The value proposition of CPONT is that it enables the semantic analysis of C-Path data. The concept of "semantic analysis" is hard to define exhaustively, but it is probably best understood by distinguishing semantic querying, i.e. the ability to extract data according to the semantics of the concepts referred to by the data, from semantic data analysis, i.e. the ability to utilise advanced graph-based analysis techniques such as Graph Neural Networks, Knowledge Graph Embeddings and semantic similarity to learn interesting patterns in the data, match and compare similar medical scenarios. In the next section, we will go through a simple example that illustrates the value proposition with regards to semantic querying.

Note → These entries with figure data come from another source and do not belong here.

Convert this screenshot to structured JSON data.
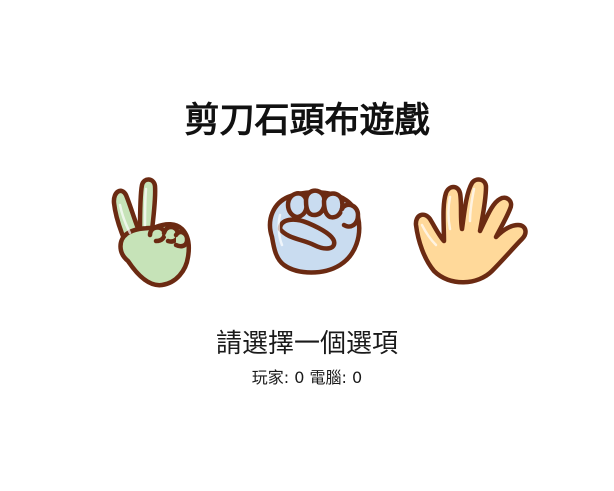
{
  "title": "剪刀石頭布遊戲",
  "choices": [
    {
      "name": "scissors",
      "icon": "scissors-hand-icon",
      "color": "#c6e3b8"
    },
    {
      "name": "rock",
      "icon": "rock-fist-icon",
      "color": "#c9dcf0"
    },
    {
      "name": "paper",
      "icon": "paper-hand-icon",
      "color": "#ffd99a"
    }
  ],
  "message": "請選擇一個選項",
  "score": {
    "player_label": "玩家:",
    "player_value": "0",
    "computer_label": "電腦:",
    "computer_value": "0"
  },
  "colors": {
    "outline": "#6b2a12",
    "title": "#111111"
  }
}
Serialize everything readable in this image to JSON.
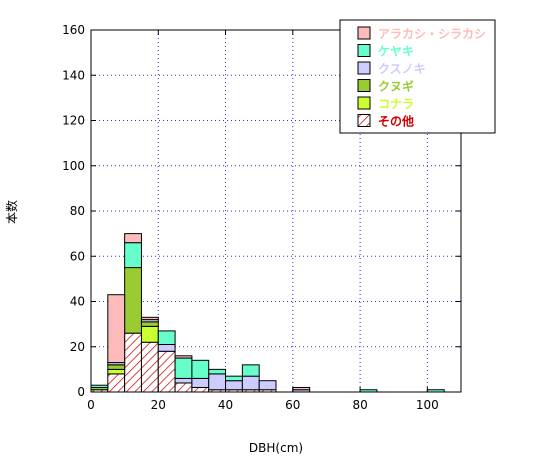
{
  "chart_data": {
    "type": "bar",
    "stacked": true,
    "xlabel": "DBH(cm)",
    "ylabel": "本数",
    "xlim": [
      0,
      110
    ],
    "ylim": [
      0,
      160
    ],
    "x_ticks": [
      0,
      20,
      40,
      60,
      80,
      100
    ],
    "y_ticks": [
      0,
      20,
      40,
      60,
      80,
      100,
      120,
      140,
      160
    ],
    "grid": true,
    "legend_position": "top-right",
    "bin_width": 5,
    "bin_starts": [
      0,
      5,
      10,
      15,
      20,
      25,
      30,
      35,
      40,
      45,
      50,
      55,
      60,
      65,
      70,
      75,
      80,
      85,
      90,
      95,
      100,
      105
    ],
    "series": [
      {
        "name": "その他",
        "color": "#cc0000",
        "values": [
          1,
          8,
          26,
          22,
          18,
          4,
          2,
          1,
          1,
          1,
          1,
          0,
          0,
          0,
          0,
          0,
          0,
          0,
          0,
          0,
          0,
          0
        ]
      },
      {
        "name": "コナラ",
        "color": "#ccff33",
        "values": [
          0,
          2,
          0,
          7,
          0,
          0,
          0,
          0,
          0,
          0,
          0,
          0,
          0,
          0,
          0,
          0,
          0,
          0,
          0,
          0,
          0,
          0
        ]
      },
      {
        "name": "クヌギ",
        "color": "#99cc33",
        "values": [
          1,
          2,
          29,
          2,
          0,
          0,
          0,
          0,
          0,
          0,
          0,
          0,
          0,
          0,
          0,
          0,
          0,
          0,
          0,
          0,
          0,
          0
        ]
      },
      {
        "name": "クスノキ",
        "color": "#ccccff",
        "values": [
          0,
          1,
          0,
          1,
          3,
          2,
          4,
          7,
          4,
          6,
          4,
          0,
          1,
          0,
          0,
          0,
          0,
          0,
          0,
          0,
          0,
          0
        ]
      },
      {
        "name": "ケヤキ",
        "color": "#66ffcc",
        "values": [
          1,
          0,
          11,
          0,
          6,
          9,
          8,
          2,
          2,
          5,
          0,
          0,
          0,
          0,
          0,
          0,
          1,
          0,
          0,
          0,
          1,
          0
        ]
      },
      {
        "name": "アラカシ・シラカシ",
        "color": "#ffbbbb",
        "values": [
          0,
          30,
          4,
          1,
          0,
          1,
          0,
          0,
          0,
          0,
          0,
          0,
          1,
          0,
          0,
          0,
          0,
          0,
          0,
          0,
          0,
          0
        ]
      }
    ],
    "legend_order": [
      "アラカシ・シラカシ",
      "ケヤキ",
      "クスノキ",
      "クヌギ",
      "コナラ",
      "その他"
    ],
    "legend_colors": {
      "アラカシ・シラカシ": "#ffbbbb",
      "ケヤキ": "#66ffcc",
      "クスノキ": "#ccccff",
      "クヌギ": "#99cc33",
      "コナラ": "#ccff33",
      "その他": "#cc0000"
    }
  }
}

Semantic querying example: gonococcal conjunctivitis

Here is a (hopefully) simple example. Let's say we have aggregated data from various sources about infectious diseases. Our goal is to obtain all of the known condition occurrences across all data sources for which a "bacterial infectious disease" was recorded that affects some "part of the eye". Let us say in our raw SDTM data set we have a patient who was observed at some occasion with "gonococcal conjunctivitis". Without context, the name "gonococcal conjunctivitis" does not tell you anything about whether it is a bacterial infectious disease, nor whether it affects some part of the eye. However, if we take into account the "semantic layer" provided by CPONT, we can get this information by "exploiting the semantics".

This works like this:

The term "gonococcal conjunctivitis" in our SDTM data is mapped to OMOP:4335889. This mapping has been computed by a service provider hired by C-Path.
OMOP:4335889 is mapped to SNOMED:231858009 via the official OMOP mappings, and to MONDO:0015455 through an external OMOP2OBO mapping provider. The latter has also been confirmed by C-Path's Ontology, Semantics and Metadata team as part of some exploratory manual mapping processes. Currently, CPONT is only concerned with the OBO terms in the upper layer (for a discussion on OMOP vs OBO see here).
Because MONDO:0015455 is a (subClassOf) [MONDO:0005113 ("bacterial infectious disease")], searching for "MONDO:0005113 and all its children" will return MONDO:0015455. Here we "exploited the semantics of the subClassOf relation" to get, transitively, all children of "bacterial infectious disease". The same can be quite cumbersome in a relational database!
From our ontology, we know that MONDO:0015455 has inflammation site UBERON:0001811 ("conjunctiva"). (As an aside, it is pretty impressive that UBERON is managed by an entirely different team of anatomy specialists and MONDO by disease specialists and such inter-ontology links are nevertheless pretty consistent.) UBERON:0001811 ("conjunctiva") is part of [UBERON:0005908 ("conjunctival sac")] which in turn is part of the [UBERON:0000019 ("camera-type eye")]. Due to the explicit semantics declared on the part of relation (transitivity), we can now infer that "conjunctiva" is indeed a part of the eye: so our disease gonococcal conjunctivitis does indeed affect a part of the eye.

The Goal of CPONT

The goal of CPONT is to:

Enable powerful semantic analysis (querying & data analysis) of the data sets contributed to C-Path.
In particular, serve as a "semantic layer" for the C-Path Knowledge Graph, enabling semantic querying/aggregation.
Cover all concepts and their relationships that are relevant to C-Path data.